Google explained its reasoning in a blog post yesterday, saying that it’s become increasingly worried that the 60 day grace period is far too generous, and as a result some companies seem to take their time fixing things. So in order to encourage these firms to step things up, security teams will be given a maximum of one week to sort it out – otherwise Google goes public to let people know about the risk.
Google engineers Chris Evans and Drew Hintz say that the change of policy will help people to protect themselves better:
“Seven days is an aggressive timeline and may be too short for some vendors to update their products, but it should be enough time to publish advice about possible mitigations. As a result, after seven days have elapsed without a patch or advisory, we will support researchers making details available so that users can take steps to protect themselves.”
Google added that its biggest concern was targeted attacks on specific individuals, rather than broader attacks:
“Often, we find that zero-day vulnerabilities are used to target a limited subset of people. In many cases, this targeting actually makes the attack more serious than a broader attack, and more urgent to resolve quickly. Political activists are frequent targets, and the consequences of being compromised can have real safety implications in parts of the world.”

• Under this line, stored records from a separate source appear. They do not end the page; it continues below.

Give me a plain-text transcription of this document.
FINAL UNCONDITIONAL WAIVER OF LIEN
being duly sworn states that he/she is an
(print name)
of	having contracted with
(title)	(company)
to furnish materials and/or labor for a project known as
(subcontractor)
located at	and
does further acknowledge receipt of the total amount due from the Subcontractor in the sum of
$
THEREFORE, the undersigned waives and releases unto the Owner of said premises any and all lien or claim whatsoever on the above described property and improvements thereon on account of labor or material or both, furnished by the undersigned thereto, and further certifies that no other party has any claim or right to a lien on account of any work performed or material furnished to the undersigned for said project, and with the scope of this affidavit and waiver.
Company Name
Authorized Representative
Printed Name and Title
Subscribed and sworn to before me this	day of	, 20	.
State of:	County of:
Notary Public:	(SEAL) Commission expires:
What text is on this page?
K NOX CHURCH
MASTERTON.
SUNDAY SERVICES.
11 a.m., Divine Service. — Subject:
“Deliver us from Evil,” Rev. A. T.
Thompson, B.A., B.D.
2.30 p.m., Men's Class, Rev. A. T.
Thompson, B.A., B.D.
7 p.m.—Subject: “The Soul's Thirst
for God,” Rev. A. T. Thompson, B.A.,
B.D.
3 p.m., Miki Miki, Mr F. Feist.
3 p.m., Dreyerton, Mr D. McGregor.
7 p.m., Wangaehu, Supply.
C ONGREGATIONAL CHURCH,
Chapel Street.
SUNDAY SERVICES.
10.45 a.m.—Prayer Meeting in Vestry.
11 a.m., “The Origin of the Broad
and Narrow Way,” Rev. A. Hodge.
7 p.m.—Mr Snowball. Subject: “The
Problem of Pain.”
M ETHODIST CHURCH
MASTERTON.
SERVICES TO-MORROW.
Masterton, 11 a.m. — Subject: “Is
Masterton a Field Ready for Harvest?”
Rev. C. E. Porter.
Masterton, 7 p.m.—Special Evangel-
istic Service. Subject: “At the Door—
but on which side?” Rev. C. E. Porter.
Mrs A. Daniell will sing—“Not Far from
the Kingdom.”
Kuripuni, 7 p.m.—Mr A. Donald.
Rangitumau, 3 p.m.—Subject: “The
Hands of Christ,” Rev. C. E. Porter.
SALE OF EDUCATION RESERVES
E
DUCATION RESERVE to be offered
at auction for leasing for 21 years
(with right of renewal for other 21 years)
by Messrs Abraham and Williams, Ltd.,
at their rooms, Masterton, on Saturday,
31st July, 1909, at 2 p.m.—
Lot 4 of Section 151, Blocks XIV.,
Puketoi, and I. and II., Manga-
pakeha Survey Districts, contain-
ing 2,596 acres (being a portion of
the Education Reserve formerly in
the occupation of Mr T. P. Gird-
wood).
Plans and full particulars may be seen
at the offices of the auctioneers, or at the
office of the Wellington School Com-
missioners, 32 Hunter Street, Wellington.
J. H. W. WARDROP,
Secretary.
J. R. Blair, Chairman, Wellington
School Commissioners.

The move will likely have its proponents and its critics. On one hand, it’s good that someone is pressuring the more ‘lax’ companies to work at full speed and secure their software as soon as possible. On the other hand, there is the danger that this could backfire. Many exploits require a lot of work to fix, and sometimes seven days just isn’t enough. By going public before the vulnerability has been patched, Google would be alerting hackers while it’s still there. This would also put those machines that fail to install the patch at risk.
The flip side is that plenty of hackers have exploited vulnerabilities in the past simply because companies have been too slow to fix them. A recent example was when a hacker going by the name of ViruS_HimA submitted a bug to Adobe. When the company failed to fix the flaw in a reasonable amount of time, ViruS_HimA decided to show them up instead, hacking Adobe himself and releasing over 150,000 emails and passwords of Adobe’s customers, employees and partners.